Walaupun transportasi antar pulau di Nusantara saat itu masih sangat tergantung pada kapal laut, namun kegigihan para pengurus PBNU untuk turba (turun ke bawah) ke berbagai daerah dalam upaya mengembangkan NU di sana tetap gigih. Perjalanan juah dan melelahkan ditempuh dengan semangat dan dihayati penuh keikhlasan, karena semuanya diniati sebagai ibadah. Salah satu daerah yang sering dikunjungi pimpinan PBNU adalah Palembang Sumatera Selatan.

Tahun 1934 NU sudah berdiri di daerah ini, kemudian pada tahun 1940 para pengurus PBNU sudah mulai aktif membangun NU daerah ini, antara lain yang pernah ke sana adalah Kiai Wahab Hasbullah, Kiai Mahfudz Shiddiq, Kiai Wahid Hasyim, belum lagi tokoh muda seperti Djamaluddin Malik, Zaenal Arifin termasuk Idham Cholid. Dengan demikian perkembangan NU di daerah itu sangat pesat dan solid, sehingga pada tahun 1952 sudah siap menyelenggarakana Muktamar NU, sebuah puncak prestasi saat itu sudah bisa menyelenggarakan hajat nasional.

<>

Untuk mencapai keberhasilan memang perlu penanganaan yang serius dan gigih, agar ajaran organisasi ahlussunnah itu bisa dilaksanakan. Pada suatu ketika sebelum NU menyelenggarakan Muktamar Djamaluddin datang kembali ke Palembang untuk melakukan konsolidasi organisasi. Kepada para pengurus Cabang dan anak cabang NU ditanyakan, apa hambatan dan kesulitan yang dihadapi dalam mengembanagkan NU di daerah masing-masing.
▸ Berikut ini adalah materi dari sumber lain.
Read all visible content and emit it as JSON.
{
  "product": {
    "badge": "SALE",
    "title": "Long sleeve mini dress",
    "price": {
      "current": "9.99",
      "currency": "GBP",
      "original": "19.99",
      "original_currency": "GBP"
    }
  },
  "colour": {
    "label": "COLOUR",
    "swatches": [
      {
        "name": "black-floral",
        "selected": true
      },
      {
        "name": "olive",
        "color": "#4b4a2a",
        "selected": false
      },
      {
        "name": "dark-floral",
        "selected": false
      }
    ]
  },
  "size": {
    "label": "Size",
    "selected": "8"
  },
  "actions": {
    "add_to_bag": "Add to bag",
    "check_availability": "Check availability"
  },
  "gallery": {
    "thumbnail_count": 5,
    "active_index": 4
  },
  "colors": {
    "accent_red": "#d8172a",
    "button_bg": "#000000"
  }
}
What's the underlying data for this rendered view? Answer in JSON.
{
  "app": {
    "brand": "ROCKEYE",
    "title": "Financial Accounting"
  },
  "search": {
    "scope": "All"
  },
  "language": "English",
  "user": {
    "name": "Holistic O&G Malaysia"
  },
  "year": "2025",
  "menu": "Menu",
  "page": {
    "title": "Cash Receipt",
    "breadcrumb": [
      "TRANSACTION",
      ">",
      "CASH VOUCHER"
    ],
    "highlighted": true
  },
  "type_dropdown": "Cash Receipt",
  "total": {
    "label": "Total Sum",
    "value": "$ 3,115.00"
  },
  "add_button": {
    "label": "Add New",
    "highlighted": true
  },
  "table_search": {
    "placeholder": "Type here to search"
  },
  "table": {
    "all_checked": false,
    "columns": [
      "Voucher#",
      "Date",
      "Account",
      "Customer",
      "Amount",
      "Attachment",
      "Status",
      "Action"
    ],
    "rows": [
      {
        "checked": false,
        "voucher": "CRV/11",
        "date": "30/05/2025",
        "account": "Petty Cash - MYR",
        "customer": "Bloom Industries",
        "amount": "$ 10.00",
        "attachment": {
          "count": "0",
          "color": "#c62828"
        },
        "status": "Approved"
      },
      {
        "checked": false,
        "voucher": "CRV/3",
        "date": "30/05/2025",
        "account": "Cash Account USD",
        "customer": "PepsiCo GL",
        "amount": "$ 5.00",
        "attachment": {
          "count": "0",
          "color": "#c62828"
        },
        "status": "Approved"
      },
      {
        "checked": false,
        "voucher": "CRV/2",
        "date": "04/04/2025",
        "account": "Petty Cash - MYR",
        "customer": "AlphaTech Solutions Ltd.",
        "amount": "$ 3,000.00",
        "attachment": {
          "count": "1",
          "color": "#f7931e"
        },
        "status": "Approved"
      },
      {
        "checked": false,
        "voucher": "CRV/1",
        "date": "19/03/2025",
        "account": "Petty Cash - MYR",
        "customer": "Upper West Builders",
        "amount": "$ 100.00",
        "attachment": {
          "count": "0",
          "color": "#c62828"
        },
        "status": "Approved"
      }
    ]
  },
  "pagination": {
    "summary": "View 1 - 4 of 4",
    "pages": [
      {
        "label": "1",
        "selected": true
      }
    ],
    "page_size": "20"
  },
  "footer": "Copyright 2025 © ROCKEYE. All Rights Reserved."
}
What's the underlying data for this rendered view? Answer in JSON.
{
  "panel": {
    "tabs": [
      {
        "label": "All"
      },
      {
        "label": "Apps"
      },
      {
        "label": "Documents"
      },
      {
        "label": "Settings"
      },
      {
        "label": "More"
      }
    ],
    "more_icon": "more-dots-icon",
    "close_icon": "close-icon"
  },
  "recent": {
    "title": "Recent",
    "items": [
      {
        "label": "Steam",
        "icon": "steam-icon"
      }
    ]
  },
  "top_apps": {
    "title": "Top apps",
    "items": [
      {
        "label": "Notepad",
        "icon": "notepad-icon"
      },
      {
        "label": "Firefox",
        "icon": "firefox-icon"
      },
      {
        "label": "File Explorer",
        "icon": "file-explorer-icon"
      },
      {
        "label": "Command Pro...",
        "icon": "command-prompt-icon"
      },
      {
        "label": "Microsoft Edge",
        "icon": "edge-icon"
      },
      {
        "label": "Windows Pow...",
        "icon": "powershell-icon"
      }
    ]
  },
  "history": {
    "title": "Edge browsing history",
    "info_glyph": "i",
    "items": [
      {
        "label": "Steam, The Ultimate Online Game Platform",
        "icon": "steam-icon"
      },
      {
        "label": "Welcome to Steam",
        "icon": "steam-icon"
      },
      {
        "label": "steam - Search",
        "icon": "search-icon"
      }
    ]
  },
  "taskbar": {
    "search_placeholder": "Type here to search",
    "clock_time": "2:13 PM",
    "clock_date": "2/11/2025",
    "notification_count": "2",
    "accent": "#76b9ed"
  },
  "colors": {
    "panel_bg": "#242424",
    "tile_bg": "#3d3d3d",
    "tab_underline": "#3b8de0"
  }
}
Beberapa orang dari cabang melaporkan bahwa hambatan utama adalah juhnya lokasi antar ranting dan anak cabang, seta cabang, sementara kondisi Sumatera Selatan banyak rawa dan hutan, sehingga pertemuan hanya diadakan musim terang dan siang hari saja, sementara pada siang hari mereka sibuk kerja. Sementara kalau pertemuan diselenggarakan malam, sulit melalui hutan dan rawa, di sana banyak ular dan buaya, akibatnya pertemuan hanaya dihadiri sedikit pengurus.

Sementara beberapa orang yang berasal dari cabang kota yang lain melaporkan bahwa kesulitan yang dihadapi adalah adanya terror yang terus menerus dari kelompok Islam modernis- Wahabi yang menghambat semua kegiatan NU yang dianggap bid'ah, sirik dan churafat, demikian pula mesjid yang digunakan mengajarkan paham ahlussunnah banyak dirampas mereka.
“Mereka itu Wahabi Palembang atau Wahabi rantau dari Minang” tanya Djamal dengan serius”.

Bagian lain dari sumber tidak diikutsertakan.